SEAN GALLAGHER 8/31/2016
Sean is Ars Technica’s IT Editor. A former Navy officer, systems administrator, and network systems integrator
Security experts often talk about the importance of educating people about the risks of “phishing” e-mails containing links to malicious websites. But sometimes, even awareness isn’t enough. A study by researchers at a university in Germany found that about half of the subjects in a recent experiment clicked on links from strangers in e-mails and Facebook messages—even though most of them claimed to be aware of the risks.
The researchers at the Friedrich-Alexander University (FAU) of Erlangen-Nuremberg, Germany, led by FAU Computer Science Department Chair Dr Zinaida Benenson, revealed the initial results of the study at this month’s Black Hat security conference. Simulated “spear phishing” attacks were sent to 1,700 test subjects—university students—from fake accounts.
The e-mail and Facebook accounts were set up with the ten most common names in the age group of the targets. The Facebook profiles had varying levels of publicly accessible profile and timeline data—some with public photos and profile photos, and others with minimal data. The messages claimed the links were to photos taken at a New Year’s Eve party held a week before the study.

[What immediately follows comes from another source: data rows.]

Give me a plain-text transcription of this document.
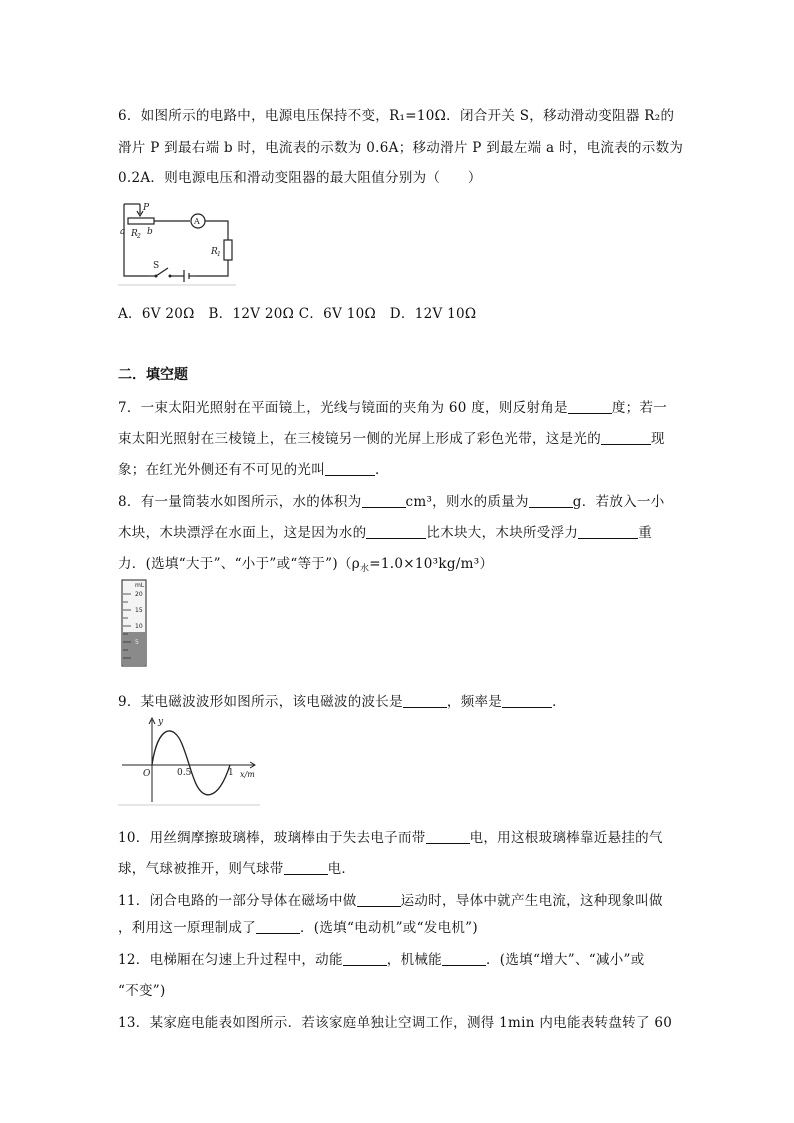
6．如图所示的电路中，电源电压保持不变，R₁=10Ω．闭合开关 S，移动滑动变阻器 R₂的
滑片 P 到最右端 b 时，电流表的示数为 0.6A；移动滑片 P 到最左端 a 时，电流表的示数为
0.2A．则电源电压和滑动变阻器的最大阻值分别为（　　）
P
a b
R 2
R 1
S
A
A．6V 20Ω　B．12V 20Ω C．6V 10Ω　D．12V 10Ω
二．填空题
7．一束太阳光照射在平面镜上，光线与镜面的夹角为 60 度，则反射角是	度；若一
束太阳光照射在三棱镜上，在三棱镜另一侧的光屏上形成了彩色光带，这是光的	现
象；在红光外侧还有不可见的光叫	．
8．有一量筒装水如图所示，水的体积为	cm³，则水的质量为	g．若放入一小
木块，木块漂浮在水面上，这是因为水的	比木块大，木块所受浮力	重
力．(选填“大于”、“小于”或“等于$”)(\rho_水=1.0\times 10^3kg/m^3)$
mL
20
15
10
5
9．某电磁波波形如图所示，该电磁波的波长是	，频率是	．
y
O	0.5	1 x/m
10．用丝绸摩擦玻璃棒，玻璃棒由于失去电子而带	电，用这根玻璃棒靠近悬挂的气
球，气球被推开，则气球带	电．
11．闭合电路的一部分导体在磁场中做	运动时，导体中就产生电流，这种现象叫做
，利用这一原理制成了	．(选填“电动机”或“发电机”)
12．电梯厢在匀速上升过程中，动能	，机械能	．(选填“增大”、“减小”或
“不变”)
13．某家庭电能表如图所示．若该家庭单独让空调工作，测得 1min 内电能表转盘转了 60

Two sets of messages were sent out: in the first, the targets were addressed by their first name; in the second, they were not addressed by name, but more general information about the event allegedly photographed was given. Links sent resolved to a webpage with the message “access denied,” but the site logged the clicks by each student.
The messages that addressed the targets by name scored clicks from 56 percent of e-mail targets and 37 percent of Facebook message recipients. But while the less-targeted messages in the second test only yielded 20 percent results for the e-mails, they scored 42 percent via Facebook messages.

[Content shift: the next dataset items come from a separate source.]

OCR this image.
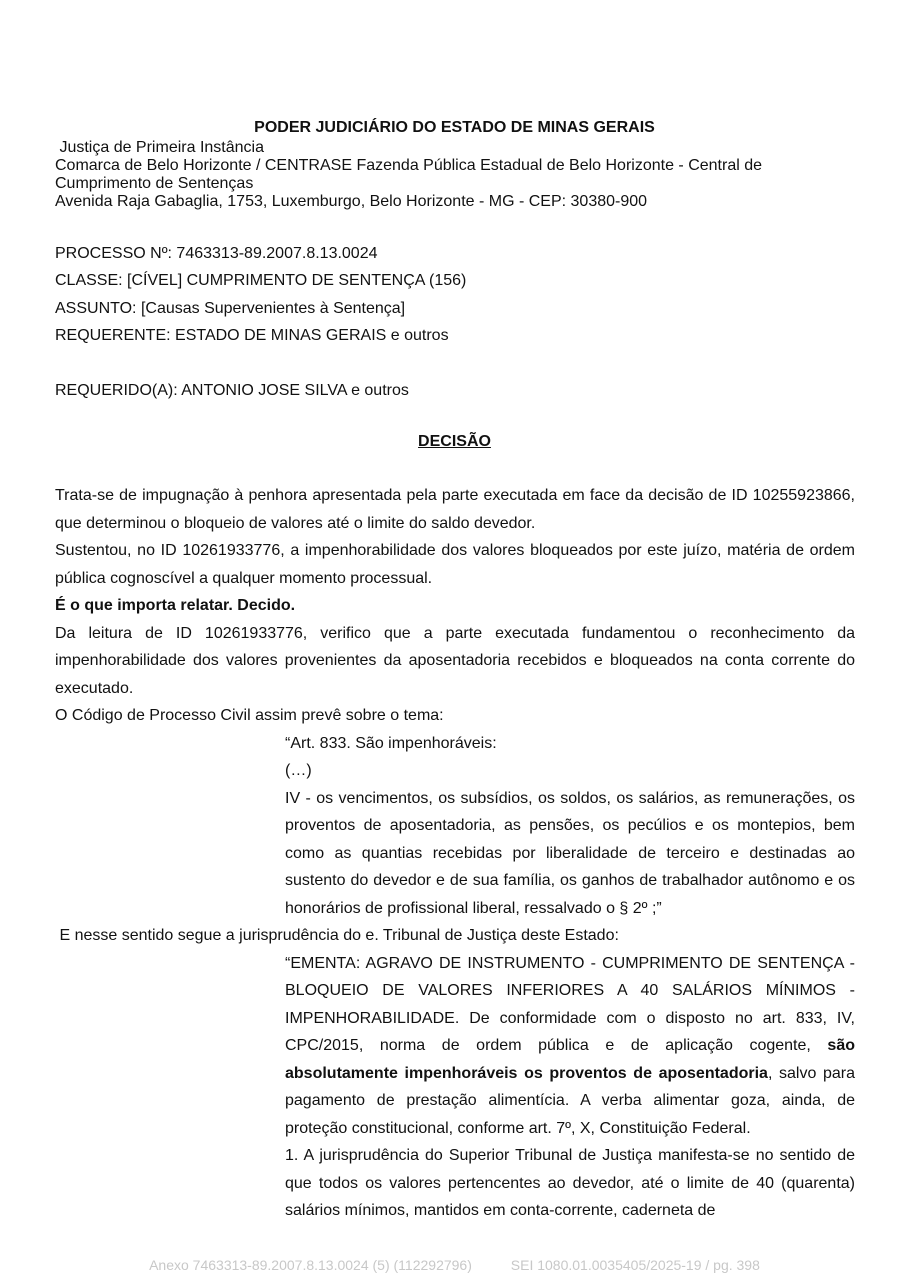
PODER JUDICIÁRIO DO ESTADO DE MINAS GERAIS
Justiça de Primeira Instância
Comarca de Belo Horizonte / CENTRASE Fazenda Pública Estadual de Belo Horizonte - Central de Cumprimento de Sentenças
Avenida Raja Gabaglia, 1753, Luxemburgo, Belo Horizonte - MG - CEP: 30380-900
PROCESSO Nº: 7463313-89.2007.8.13.0024
CLASSE: [CÍVEL] CUMPRIMENTO DE SENTENÇA (156)
ASSUNTO: [Causas Supervenientes à Sentença]
REQUERENTE: ESTADO DE MINAS GERAIS e outros
REQUERIDO(A): ANTONIO JOSE SILVA e outros
DECISÃO

Trata-se de impugnação à penhora apresentada pela parte executada em face da decisão de ID 10255923866, que determinou o bloqueio de valores até o limite do saldo devedor.

Sustentou, no ID 10261933776, a impenhorabilidade dos valores bloqueados por este juízo, matéria de ordem pública cognoscível a qualquer momento processual.

É o que importa relatar. Decido.

Da leitura de ID 10261933776, verifico que a parte executada fundamentou o reconhecimento da impenhorabilidade dos valores provenientes da aposentadoria recebidos e bloqueados na conta corrente do executado.

O Código de Processo Civil assim prevê sobre o tema:

“Art. 833. São impenhoráveis:

(…)

IV - os vencimentos, os subsídios, os soldos, os salários, as remunerações, os proventos de aposentadoria, as pensões, os pecúlios e os montepios, bem como as quantias recebidas por liberalidade de terceiro e destinadas ao sustento do devedor e de sua família, os ganhos de trabalhador autônomo e os honorários de profissional liberal, ressalvado o § 2º ;”

E nesse sentido segue a jurisprudência do e. Tribunal de Justiça deste Estado:

“EMENTA: AGRAVO DE INSTRUMENTO - CUMPRIMENTO DE SENTENÇA - BLOQUEIO DE VALORES INFERIORES A 40 SALÁRIOS MÍNIMOS - IMPENHORABILIDADE. De conformidade com o disposto no art. 833, IV, CPC/2015, norma de ordem pública e de aplicação cogente, são absolutamente impenhoráveis os proventos de aposentadoria, salvo para pagamento de prestação alimentícia. A verba alimentar goza, ainda, de proteção constitucional, conforme art. 7º, X, Constituição Federal.

1. A jurisprudência do Superior Tribunal de Justiça manifesta-se no sentido de que todos os valores pertencentes ao devedor, até o limite de 40 (quarenta) salários mínimos, mantidos em conta-corrente, caderneta de

Anexo 7463313-89.2007.8.13.0024 (5) (112292796)	SEI 1080.01.0035405/2025-19 / pg. 398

“The overall results surprised us, as 78 percent of participants stated in the questionnaire that they were aware of the risks of unknown links,” Dr Benenson said in a FAU posting on the research. “And only 20 percent from the first study and 16 percent from the second study said that they had clicked on the link.” But in fact, of those claiming they were security savvy, “we found that 45 and 25 percent respectively had clicked on the links,” Dr Benenson said.
For those who admitted to clicking on the link, the majority said they did so out of curiosity. Half of those who didn’t were warned off because they didn’t recognize the sender’s name, and a small minority avoided clicking because they were concerned about the privacy of the person who may have accidentally sent them the link. “I think that with careful planning and execution, anyone can be made to click on this type of link, even if it’s just out of curiosity,” Benenson said.
Given the vast amount of personal data that’s available to attackers—especially thanks to breaches like the one at the Office of Personnel Management, for example—crafting that sort of message for targets of interest has gotten a lot easier. The bottom line is that telling people not to click strange links is not going to be enough.